How it was written

 

During those three years I gathered together information from a variety of sources. My research was given an unexpected boost by the good fortune I had to come to know, upon my return from Lithuania and Estonia in May 1995, a Lithuanian Jew which had emigrated to Israel and written a book on the Jewish resistance movement in Lithuania between 1941 and 1944. This individual had, in November 1943 been imprisoned in the Ninth Fort in Kaunas (it was to this prison, a "factory of death", that the deportees of Convoy 73 would be sent a few months later), where he had organised, against all odds, a spectacular escape during Christmas of 1943 which had allowed 64 people to regain their freedom.

Having read his extraordinary story in English, I decided that I should translate it into French so that a wider audience in France could know of the atrocities committed by the Lithuanians during the Second World War. To recount the story of this translation and all that followed from it would require an entire book in itself. Suffice to say that I did it for no payment but simply in consideration of my father's memory, a task made harder by the language difficulties this posed.

With the assistance of the book's author (through the intermediary of the fax machine since I was only able to meet him some three years later), I was able to discover from direct eye-witness sources unpublished information concerning the fate of those Jews sent from France to Kaunas in May 1944 which over-turned, at least in part, the version of events accepted and retold after the war.

My meeting with the author and my knowledge of his book lead, after some further developments, to a third voyage to the Baltic States in August / September 1998 the story of which is also told in "We are 900 Frenchmen". On this occasion, I agreed upon our return to take responsibility for the writing and production of the " small booklet" planned three years previously.

I had in mind a publication about fifty pages in length, which I would present as a gift to the twenty or so friends who has taken part in the various journeys. I envisaged that it would be finished by the end of 1998.

But I had not counted on news spreading through word of mouth. After a few months, other families, put on to me by relatives and friends, far and near, began to communicate with me by a variety of sources but all with one purpose, to add the biography of their loved one in our "short booklet" The unexpected avalanche of extra biographies made it impossible to stick to my self-imposed dead-line.

For six months, I worked alone in front of my computer, assisted only by a handful of friends from our group who corrected and proof-read my drafts. I am neither author nor publisher but simply a grandmother with six children and sixteen grand children and a former (efficient!) secretary: my motivation is my sense of duty to the memory of my father and those who travelled with him. I wrote somewhere towards the end of "We 900 Frenchmen" of the suffering I endured in transcribing these biographies and how, on many occasions, I come close to abandoning the heavy task I had set myself.

But I must emphasise that even if I was primarily responsible for the book's realisation, it would never have seen the light of day had it not been for the contributions of my friends, along with their photographs and documents.
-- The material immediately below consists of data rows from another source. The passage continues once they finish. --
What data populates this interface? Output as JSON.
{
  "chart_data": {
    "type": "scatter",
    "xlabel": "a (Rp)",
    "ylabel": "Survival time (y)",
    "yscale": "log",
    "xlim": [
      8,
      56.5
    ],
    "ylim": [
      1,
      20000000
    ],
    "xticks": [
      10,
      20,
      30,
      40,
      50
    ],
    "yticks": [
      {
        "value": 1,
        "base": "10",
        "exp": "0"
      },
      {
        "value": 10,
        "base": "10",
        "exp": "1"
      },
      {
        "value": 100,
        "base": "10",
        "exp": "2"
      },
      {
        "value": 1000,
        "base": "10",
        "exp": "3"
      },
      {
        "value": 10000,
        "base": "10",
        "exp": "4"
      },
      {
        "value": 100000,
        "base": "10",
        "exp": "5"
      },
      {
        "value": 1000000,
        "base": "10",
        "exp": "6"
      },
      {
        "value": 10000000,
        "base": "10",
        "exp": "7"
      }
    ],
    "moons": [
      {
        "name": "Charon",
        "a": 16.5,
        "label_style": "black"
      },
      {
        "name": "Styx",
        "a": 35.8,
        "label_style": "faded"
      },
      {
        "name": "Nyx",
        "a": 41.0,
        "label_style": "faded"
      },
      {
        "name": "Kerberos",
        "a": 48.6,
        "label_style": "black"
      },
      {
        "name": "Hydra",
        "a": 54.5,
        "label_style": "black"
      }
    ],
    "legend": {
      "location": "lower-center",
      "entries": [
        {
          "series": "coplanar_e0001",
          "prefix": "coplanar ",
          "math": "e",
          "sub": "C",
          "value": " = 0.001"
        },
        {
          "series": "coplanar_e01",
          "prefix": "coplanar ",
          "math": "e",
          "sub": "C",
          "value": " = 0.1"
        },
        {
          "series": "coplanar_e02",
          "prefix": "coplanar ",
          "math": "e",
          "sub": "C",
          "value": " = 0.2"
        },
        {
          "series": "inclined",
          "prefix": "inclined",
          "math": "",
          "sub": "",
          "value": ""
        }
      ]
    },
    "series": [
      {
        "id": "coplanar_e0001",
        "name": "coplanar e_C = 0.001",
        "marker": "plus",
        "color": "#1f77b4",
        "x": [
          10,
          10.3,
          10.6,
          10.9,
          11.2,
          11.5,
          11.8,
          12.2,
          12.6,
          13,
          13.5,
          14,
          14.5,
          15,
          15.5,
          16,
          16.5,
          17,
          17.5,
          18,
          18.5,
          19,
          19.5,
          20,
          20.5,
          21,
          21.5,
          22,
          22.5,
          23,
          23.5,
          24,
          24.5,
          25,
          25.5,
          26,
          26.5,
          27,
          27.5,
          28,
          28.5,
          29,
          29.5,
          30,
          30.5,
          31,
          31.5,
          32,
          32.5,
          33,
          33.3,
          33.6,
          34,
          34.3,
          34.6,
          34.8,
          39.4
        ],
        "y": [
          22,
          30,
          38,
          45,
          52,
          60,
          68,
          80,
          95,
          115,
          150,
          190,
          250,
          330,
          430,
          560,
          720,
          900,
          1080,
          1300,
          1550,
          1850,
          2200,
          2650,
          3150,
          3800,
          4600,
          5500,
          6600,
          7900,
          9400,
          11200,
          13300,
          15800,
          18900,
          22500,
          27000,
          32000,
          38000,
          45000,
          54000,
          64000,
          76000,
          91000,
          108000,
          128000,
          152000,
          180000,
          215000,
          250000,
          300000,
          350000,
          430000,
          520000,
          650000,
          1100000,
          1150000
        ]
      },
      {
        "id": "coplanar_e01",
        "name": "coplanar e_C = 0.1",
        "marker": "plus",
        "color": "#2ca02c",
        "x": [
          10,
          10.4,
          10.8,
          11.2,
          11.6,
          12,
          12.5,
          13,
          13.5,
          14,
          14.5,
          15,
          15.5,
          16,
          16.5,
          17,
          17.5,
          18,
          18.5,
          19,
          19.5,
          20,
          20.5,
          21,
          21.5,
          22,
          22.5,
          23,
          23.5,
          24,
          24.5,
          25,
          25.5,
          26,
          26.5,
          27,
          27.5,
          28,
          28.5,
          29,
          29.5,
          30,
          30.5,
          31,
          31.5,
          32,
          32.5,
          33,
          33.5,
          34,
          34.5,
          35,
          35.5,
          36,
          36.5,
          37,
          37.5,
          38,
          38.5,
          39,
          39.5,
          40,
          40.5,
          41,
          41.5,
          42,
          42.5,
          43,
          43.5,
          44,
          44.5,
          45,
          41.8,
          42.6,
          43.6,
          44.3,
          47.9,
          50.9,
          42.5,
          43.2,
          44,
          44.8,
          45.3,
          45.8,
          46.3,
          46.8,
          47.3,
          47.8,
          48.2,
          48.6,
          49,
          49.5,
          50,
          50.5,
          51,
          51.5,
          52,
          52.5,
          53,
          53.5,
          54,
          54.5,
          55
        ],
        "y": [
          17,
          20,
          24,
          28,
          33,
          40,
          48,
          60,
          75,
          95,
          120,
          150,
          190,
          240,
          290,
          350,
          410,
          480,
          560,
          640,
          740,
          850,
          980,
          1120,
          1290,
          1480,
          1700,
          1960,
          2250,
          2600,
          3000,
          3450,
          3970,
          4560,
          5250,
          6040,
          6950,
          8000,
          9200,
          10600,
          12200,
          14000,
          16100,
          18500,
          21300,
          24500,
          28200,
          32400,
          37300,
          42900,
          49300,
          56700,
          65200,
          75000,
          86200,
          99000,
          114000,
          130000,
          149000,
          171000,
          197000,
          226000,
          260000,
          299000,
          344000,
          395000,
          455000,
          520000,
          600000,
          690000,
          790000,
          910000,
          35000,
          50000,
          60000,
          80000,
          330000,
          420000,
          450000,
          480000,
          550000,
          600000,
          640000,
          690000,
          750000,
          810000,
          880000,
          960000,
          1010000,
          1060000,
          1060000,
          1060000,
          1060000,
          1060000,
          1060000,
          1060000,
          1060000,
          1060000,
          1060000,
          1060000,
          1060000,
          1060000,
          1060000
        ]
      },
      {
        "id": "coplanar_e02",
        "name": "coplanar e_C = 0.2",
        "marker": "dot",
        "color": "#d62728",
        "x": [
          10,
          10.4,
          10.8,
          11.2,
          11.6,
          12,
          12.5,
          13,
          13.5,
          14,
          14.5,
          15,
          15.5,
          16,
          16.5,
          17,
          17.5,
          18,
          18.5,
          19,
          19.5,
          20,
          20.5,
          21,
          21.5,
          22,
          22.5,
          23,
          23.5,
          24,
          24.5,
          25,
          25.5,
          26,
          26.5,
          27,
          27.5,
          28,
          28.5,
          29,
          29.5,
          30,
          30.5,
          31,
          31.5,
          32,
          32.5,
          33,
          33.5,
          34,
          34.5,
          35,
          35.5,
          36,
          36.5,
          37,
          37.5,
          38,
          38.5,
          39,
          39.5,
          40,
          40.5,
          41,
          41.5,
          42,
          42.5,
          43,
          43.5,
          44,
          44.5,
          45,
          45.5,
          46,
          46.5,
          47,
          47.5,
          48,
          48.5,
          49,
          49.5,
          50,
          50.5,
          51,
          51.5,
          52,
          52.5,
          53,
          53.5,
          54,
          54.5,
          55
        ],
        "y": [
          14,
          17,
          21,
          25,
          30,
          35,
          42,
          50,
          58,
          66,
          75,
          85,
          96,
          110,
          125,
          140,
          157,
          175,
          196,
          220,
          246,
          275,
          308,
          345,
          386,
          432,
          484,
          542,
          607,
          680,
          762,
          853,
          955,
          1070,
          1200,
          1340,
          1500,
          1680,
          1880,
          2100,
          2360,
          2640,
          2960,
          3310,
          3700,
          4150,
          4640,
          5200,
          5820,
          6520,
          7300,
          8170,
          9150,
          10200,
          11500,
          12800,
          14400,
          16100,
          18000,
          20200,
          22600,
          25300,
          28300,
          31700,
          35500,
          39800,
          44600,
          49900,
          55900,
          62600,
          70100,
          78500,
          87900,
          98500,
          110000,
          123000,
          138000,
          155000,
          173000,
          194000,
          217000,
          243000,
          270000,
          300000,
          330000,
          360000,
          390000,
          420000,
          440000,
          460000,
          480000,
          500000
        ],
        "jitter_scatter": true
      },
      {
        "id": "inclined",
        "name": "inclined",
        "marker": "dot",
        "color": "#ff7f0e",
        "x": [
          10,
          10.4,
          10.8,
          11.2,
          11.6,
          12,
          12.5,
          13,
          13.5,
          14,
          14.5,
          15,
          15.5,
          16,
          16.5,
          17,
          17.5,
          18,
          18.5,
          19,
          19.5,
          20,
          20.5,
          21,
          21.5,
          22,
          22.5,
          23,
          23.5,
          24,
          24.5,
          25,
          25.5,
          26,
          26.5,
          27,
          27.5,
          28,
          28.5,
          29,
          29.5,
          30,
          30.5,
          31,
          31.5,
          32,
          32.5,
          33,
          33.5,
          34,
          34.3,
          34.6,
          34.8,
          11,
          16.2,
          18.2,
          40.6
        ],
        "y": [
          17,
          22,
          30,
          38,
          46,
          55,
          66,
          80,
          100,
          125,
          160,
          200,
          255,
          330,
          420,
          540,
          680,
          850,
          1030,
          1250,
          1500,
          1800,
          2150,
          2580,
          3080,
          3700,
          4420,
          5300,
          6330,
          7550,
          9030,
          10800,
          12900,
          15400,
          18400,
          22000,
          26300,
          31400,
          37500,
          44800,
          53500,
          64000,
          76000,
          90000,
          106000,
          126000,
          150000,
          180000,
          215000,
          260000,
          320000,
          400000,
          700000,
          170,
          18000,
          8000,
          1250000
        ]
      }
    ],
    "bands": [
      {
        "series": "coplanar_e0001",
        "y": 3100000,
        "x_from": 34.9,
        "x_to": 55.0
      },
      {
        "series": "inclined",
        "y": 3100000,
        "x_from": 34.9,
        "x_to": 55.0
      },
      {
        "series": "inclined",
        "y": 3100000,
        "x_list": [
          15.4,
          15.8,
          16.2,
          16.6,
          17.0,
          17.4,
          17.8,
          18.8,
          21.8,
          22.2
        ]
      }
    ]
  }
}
The book is a collective effort in which have assisted those men and women named in it. The same approach will be followed for the second volume.

After having finished writing the first section of our "short booklet" and having added the 48 biographies submitted to me, I began to number the pages. Unbelievably, these came to 440: we had produced a book in the true sense of the word. No one in our group, least of all myself, had expected this. Each person had ordered in advance a specified number of copies, and I had given instructions for 350 to be printed (by laser photocopy) since, as I have already mentioned, I am not a professional author and have no financial backing.

Here I must digress slightly: it was my express wish that I bear the cost of producing the proofs of the book (enlargement and reduction of photographs and documents, paper and ink for my printer and photocopier, postage and telephone charges etc.). My only request was a contribution to printing costs. The book could not give rise to any financial profit whatsoever.